The curious thing in this life was that the influence of these two great antipodeans was held in the balance, and the one appeared as continuing the work begun by the other.

One would have thought that it was impossible, and that the influence of the one would not have allowed itself to be ingrafted on the work of the other. Imagine Heyse’s refined sensualism beside Ibsen’s negation of the senses! Between the disciples of the one, a comprehensive sympathy; between the others—no mercy. That there is no mercy to be found amongst the people of our day—that each one is imprisoned in the iron harness of his own interests—that was just the terrible news that Ibsen imparted to us in his dramas, when he urged us to help ourselves because there was no other help to be had.

Yet the figures of Ibsen’s principal women are to be found in Heyse, for before Ibsen Heyse had already met with and understood the apparitions with which Ibsen has revolutionised us; Heyse discovered the same highly developed type in a few solitary specimens which have only been discovered by Ibsen many years later.

There is Nora, for instance, who has become the platform woman. I do not think that anyone has ever explained in what Nora’s sacrifice for her husband consisted. It rests upon Heyse’s fundamental principle—the incommensurable, i.e., that which cannot be measured by the common standard. In the essay upon Heyse I have enlarged upon this. In Nora’s eyes love is the great miracle, the gift that one receives without having done anything to deserve it. In her eyes there is nothing above or below that can be compared to love. That is how she loves her Helmer. Social duties and other considerations, unless they are in some way connected with him, have no existence for her. Her husband takes the place of the entire network of engagements and obligations with which most people, especially women, occupy the greater part of their lives. Everything that is exists for her only in its relation to him; if it bears no relation to him, it has no existence for her either. Her love is her religion, her law book, her moral code, and the sole object of her being. And her great disappointment is this: that for Helmer love is not the incommensurable, it is not the thing which is of chief importance in his life. She had given herself to him entirely, but he had not given himself in like manner, and the discovery freezes her heart and her senses. The much-talked of “miracle” in which she can no longer believe is nothing other than the awakening of the incommensurable in Helmer’s soul.
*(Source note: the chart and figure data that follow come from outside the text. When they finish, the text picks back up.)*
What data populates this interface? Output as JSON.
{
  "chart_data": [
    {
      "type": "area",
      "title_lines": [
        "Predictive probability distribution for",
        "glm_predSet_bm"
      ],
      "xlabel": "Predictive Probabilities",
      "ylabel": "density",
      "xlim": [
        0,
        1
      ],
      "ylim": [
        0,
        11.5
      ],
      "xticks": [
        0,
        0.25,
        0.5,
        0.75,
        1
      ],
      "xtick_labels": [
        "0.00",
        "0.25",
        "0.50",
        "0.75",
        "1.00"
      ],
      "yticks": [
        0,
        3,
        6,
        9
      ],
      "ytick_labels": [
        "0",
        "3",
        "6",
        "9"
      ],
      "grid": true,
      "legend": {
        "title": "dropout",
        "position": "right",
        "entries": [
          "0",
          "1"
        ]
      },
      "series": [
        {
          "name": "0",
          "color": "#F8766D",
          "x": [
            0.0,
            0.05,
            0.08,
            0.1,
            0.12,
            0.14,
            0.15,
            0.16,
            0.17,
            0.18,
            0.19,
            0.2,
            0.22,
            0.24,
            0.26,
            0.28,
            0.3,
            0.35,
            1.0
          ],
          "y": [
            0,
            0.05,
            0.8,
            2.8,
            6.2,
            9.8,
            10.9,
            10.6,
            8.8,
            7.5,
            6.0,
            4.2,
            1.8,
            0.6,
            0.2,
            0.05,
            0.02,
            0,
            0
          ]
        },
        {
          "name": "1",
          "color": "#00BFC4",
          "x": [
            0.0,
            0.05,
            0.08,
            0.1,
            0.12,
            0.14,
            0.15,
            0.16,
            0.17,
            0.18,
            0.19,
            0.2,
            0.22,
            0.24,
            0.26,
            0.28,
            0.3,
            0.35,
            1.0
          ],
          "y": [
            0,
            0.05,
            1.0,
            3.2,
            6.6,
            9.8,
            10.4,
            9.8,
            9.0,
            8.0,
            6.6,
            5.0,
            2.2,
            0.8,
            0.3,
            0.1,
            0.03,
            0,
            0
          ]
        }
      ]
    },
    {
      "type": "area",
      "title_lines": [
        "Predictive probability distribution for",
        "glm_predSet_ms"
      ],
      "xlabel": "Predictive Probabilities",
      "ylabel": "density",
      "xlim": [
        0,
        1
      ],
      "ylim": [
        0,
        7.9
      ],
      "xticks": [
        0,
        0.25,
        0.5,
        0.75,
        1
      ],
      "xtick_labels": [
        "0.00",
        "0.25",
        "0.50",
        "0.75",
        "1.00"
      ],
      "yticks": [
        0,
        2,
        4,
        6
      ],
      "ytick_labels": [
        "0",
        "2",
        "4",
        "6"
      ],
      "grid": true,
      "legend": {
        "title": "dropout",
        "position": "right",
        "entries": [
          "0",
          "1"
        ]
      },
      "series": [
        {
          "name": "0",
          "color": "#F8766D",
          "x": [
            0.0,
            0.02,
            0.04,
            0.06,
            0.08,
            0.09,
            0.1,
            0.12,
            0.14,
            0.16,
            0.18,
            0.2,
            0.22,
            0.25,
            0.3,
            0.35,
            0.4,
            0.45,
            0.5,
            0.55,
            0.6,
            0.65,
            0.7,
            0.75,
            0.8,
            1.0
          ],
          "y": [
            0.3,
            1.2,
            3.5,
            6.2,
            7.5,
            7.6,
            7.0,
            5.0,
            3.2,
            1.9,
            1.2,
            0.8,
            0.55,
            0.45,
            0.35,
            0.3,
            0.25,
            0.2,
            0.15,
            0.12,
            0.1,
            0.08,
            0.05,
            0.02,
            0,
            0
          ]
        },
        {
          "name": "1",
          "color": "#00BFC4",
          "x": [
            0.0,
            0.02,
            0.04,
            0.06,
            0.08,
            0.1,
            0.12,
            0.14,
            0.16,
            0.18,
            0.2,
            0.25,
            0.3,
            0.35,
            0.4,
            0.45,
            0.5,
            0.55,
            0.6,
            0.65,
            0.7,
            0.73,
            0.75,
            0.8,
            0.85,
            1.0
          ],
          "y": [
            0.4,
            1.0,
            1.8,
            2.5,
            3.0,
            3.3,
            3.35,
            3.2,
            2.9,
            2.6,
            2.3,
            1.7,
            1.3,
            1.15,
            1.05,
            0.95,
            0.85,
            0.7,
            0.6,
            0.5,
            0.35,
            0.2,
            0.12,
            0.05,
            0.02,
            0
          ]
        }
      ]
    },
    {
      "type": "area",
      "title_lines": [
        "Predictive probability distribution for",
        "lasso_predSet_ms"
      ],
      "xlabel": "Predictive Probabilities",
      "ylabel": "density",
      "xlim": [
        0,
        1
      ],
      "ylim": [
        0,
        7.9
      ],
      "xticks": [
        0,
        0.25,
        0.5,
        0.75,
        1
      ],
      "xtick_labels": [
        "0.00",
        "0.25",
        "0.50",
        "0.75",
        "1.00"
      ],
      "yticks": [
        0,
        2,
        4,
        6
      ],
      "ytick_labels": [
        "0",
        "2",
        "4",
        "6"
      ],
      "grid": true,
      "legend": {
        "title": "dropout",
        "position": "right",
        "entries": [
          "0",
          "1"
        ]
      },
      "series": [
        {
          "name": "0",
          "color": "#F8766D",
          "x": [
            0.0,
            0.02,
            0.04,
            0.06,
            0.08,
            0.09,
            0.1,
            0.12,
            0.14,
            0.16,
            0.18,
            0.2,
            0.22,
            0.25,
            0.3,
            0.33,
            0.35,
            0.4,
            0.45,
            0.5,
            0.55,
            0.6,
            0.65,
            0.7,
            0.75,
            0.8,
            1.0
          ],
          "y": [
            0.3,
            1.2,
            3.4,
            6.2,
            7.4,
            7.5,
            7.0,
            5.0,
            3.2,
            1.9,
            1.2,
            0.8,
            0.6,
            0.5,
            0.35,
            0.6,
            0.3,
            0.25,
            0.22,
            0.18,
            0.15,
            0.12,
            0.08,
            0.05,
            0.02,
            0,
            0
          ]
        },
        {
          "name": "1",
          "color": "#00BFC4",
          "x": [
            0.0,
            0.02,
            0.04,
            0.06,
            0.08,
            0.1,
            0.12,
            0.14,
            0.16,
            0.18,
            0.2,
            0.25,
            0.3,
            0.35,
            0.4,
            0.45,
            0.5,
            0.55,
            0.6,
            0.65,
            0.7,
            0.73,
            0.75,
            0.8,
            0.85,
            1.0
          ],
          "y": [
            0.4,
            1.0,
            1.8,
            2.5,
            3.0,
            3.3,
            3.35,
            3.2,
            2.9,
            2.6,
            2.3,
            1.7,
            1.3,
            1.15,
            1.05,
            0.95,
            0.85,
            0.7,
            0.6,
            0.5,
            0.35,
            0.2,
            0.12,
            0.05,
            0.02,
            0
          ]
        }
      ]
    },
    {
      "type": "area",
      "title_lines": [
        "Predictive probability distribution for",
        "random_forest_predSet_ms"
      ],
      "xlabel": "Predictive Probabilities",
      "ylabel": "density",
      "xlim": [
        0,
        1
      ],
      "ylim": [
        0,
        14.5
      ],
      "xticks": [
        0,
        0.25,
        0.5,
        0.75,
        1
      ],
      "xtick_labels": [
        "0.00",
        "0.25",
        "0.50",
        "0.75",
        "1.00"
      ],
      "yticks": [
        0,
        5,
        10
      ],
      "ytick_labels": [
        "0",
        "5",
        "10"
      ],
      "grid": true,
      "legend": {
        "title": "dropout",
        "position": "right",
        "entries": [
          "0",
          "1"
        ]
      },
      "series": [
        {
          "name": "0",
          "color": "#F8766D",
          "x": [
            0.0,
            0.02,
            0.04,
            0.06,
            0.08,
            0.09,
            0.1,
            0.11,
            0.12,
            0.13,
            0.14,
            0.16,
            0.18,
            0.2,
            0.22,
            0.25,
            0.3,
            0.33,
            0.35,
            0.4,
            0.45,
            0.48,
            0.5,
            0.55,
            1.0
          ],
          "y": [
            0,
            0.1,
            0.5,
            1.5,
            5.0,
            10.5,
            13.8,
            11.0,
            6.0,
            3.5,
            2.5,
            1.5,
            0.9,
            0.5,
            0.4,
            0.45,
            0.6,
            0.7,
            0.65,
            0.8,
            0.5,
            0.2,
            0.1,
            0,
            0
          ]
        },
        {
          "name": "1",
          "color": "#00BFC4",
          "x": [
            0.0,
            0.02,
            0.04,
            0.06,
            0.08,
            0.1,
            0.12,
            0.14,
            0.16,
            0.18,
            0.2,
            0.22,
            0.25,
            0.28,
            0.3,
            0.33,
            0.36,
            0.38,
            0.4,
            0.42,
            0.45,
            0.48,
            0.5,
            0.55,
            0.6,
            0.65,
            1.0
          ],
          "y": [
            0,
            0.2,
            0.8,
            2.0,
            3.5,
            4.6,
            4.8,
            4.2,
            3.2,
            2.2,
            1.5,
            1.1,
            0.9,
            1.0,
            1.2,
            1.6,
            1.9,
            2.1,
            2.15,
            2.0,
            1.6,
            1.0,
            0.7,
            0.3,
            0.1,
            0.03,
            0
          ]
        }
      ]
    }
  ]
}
Here we have the fundamental instinct of human nature which both Heyse and Ibsen, independently of one another, discover to be the absolute and all-ruling motive in the lives of hundreds of the women of their time. Heyse was the first to immortalise this variety, and in his Children of the World he calls her Toinette; Ibsen calls her Hedda Gabler. She is the sexless woman who is filled with spiritual emotions, and who, though utterly passionless, is a mistress of the art of attracting and fascinating the man, though the mere thought of abandoning herself to him fills her with a feeling of unconquerable horror. It is a type which has considerably increased in numbers and lost in charm during the last ten years; the woman who is really emancipated and entirely freed from man, the unmarried professional woman who is perfectly contented with her lot and who preaches happiness in independence—Björnson’s apostles of purity with Svava at their head, or Hauptmann with his Anna Mahr and the brother and sister theory (Lonely People), which same doctrine is now being ardently preached by the aged Tolstoy.

Björnson’s Svava is also forestalled by Heyse in the person of a young girl of noble family (In Paradise) who sends away her strong, handsome young lover as soon as she discovers that he has lived with another woman.

Thus we find that the heroines of the Scandinavian problem-novel are no northern discoveries, but are developments of this century who had their origin in real life, where Heyse, who understood women, found them, and made them known to the public in his writings long before the problem-novel was invented.

In the meantime external conditions have undergone a considerable change.

Heyse’s woman was an aristocrat who was protected on all sides, but Ibsen’s woman lived alone in the midst of that universal “struggle for life,” which is the peculiar feature of our time, and Björnson’s reformer was a woman of the people, who elbowed her way alone through the crowd, and preached morals to men.